There are different types of brain diseases associated with cranial nerve dysfunction (including cerebral venous thrombosis, infection, subarachnoid hemorrhage, vasculitis, cerebral infarction, emergent hypertension, etc.), but the clinical presentation and radiographic findings in our case did not support their diagnosis. It has been documented that microemboli complications are the adverse effect of invasive procedures such as CA [
2]. Since the incidence rate of acute stroke after PCI is 0.56%, it can be suggested that our patient experienced an ischemic event of unilateral abducens. This can happen due to microembolism during PCI resulting in left lateral rectus palsy [
11]. Moreover, the proposed mechanisms of it include the formation of blood clots within the catheter and arterial wall along with their displacement. Moving the catheter may also dislodge atheromatous material, direct damage to the vessel wall by using the wire resulting in dislodging of atheromatous plaque. In PCI, the catheter itself may be responsible for dislodging plaques while entering the vessels before balloon dilation. The risk of embolic complications may be associated with prolonged and challenging procedures [
12].
Contrast-induced neurotoxicity (CIN) is another plausible differential diagnosis. This rare complication has been reported in patients undergoing PCI [
13]. CIN results within minutes after contrast injection and can present in different ways, including seizure, focal neurological deficit, visual loss, encephalopathy, ophthalmoplegia, and cerebellar dysfunction [
14]. The proposed risk factors are renal dysfunction and injection of large volumes of contrast agents [
15]. Since our patient had medical history of diabetes mellitus, he received only 150 cc of contrast agent. The impairment of cranial nerves in CIN cases is rare.
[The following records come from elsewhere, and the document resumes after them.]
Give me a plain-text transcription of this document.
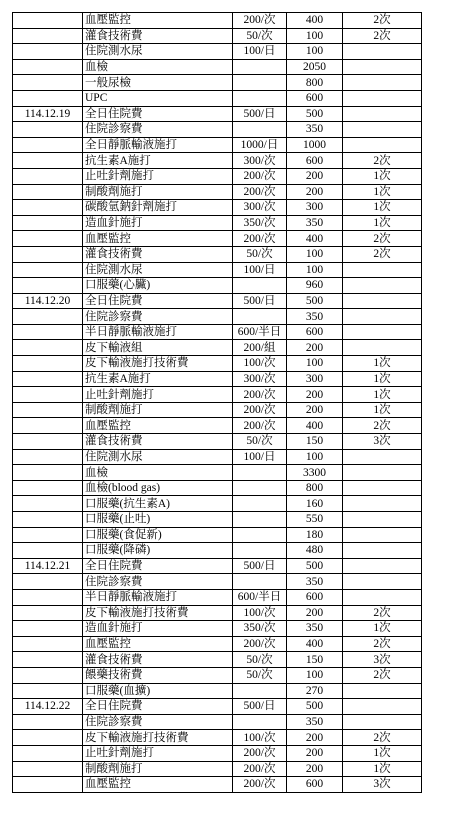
	血壓監控	200/次	400	2次
	灌食技術費	50/次	100	2次
	住院測水尿	100/日	100	
	血檢		2050	
	一般尿檢		800	
	UPC		600	
114.12.19	全日住院費	500/日	500	
	住院診察費		350	
	全日靜脈輸液施打	1000/日	1000	
	抗生素A施打	300/次	600	2次
	止吐針劑施打	200/次	200	1次
	制酸劑施打	200/次	200	1次
	碳酸氫鈉針劑施打	300/次	300	1次
	造血針施打	350/次	350	1次
	血壓監控	200/次	400	2次
	灌食技術費	50/次	100	2次
	住院測水尿	100/日	100	
	口服藥(心臟)		960	
114.12.20	全日住院費	500/日	500	
	住院診察費		350	
	半日靜脈輸液施打	600/半日	600	
	皮下輸液組	200/組	200	
	皮下輸液施打技術費	100/次	100	1次
	抗生素A施打	300/次	300	1次
	止吐針劑施打	200/次	200	1次
	制酸劑施打	200/次	200	1次
	血壓監控	200/次	400	2次
	灌食技術費	50/次	150	3次
	住院測水尿	100/日	100	
	血檢		3300	
	血檢(blood gas)		800	
	口服藥(抗生素A)		160	
	口服藥(止吐)		550	
	口服藥(食促新)		180	
	口服藥(降磷)		480	
114.12.21	全日住院費	500/日	500	
	住院診察費		350	
	半日靜脈輸液施打	600/半日	600	
	皮下輸液施打技術費	100/次	200	2次
	造血針施打	350/次	350	1次
	血壓監控	200/次	400	2次
	灌食技術費	50/次	150	3次
	餵藥技術費	50/次	100	2次
	口服藥(血擴)		270	
114.12.22	全日住院費	500/日	500	
	住院診察費		350	
	皮下輸液施打技術費	100/次	200	2次
	止吐針劑施打	200/次	200	1次
	制酸劑施打	200/次	200	1次
	血壓監控	200/次	600	3次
In 2010, Guimaraens
et al. reported two cases of a 71-year-old man and a 49-year-old woman who underwent vertebral and clavicle arteriography followed by aortic angiography with the involvement of cranial nerve [
16]. In 1989, Lantos presented a case in which eye movement paralysis also developed in a 51-year-old man after carotid angiography [
17]. Following coronary angiography, additional cases have been documented. In 2013, Vasavada
et al. reported a case where a patient underwent angioplasty and experienced temporary unilateral partial oculomotor nerve palsy [
18]. Similarly, Drummond and Wuebbolt reported a case of bilateral ophthalmoplegia in a 61-year-old woman following PCI [
7]. Other instances of ophthalmoplegia after CA were reported by Yu and Dangas [
19] and Caillé
et al. [
20]. Eggenberger
et al. conducted an analysis on 110 patients with internuclear ophthalmoplegia (INO) and found that 5 of them experienced isolated INO during intravascular surgery [
6]. Patients with CIN may present different radiographic findings. As initial CT scans could be normal, cerebral edema, cortical enhancement, subcortical enhancement, and hyperdensity in the subarachnoid space or parenchyma may also appear but be mistaken with intracerebral or subarachnoid hemorrhage [
19,
21‐
23]. If a significant amount of contrast is administered, regardless of its osmolality, it can potentially disrupt the blood–brain barrier and cause neurotoxicity in the absence of preexisting brain pathology [
24,
25]. Additionally, our patient experienced temporary lateral rectus palsy after undergoing PCI, which could potentially be linked to contrast-induced neurotoxicity. Extra-axial lesions including vasculopathy are also another plausible differential diagnosis for isolated abducens nerve palsy. In the majority of cases, abducens nerve palsy resulting from a lesion in the intrapontine fascicle is manifested with other neurological symptoms [
10]. Thus, in such cases, it is better to perform precise examinations including MRI [
26]. However, our patient had a history of diabetes mellitus and MRI revealed no signs of pontine infarction.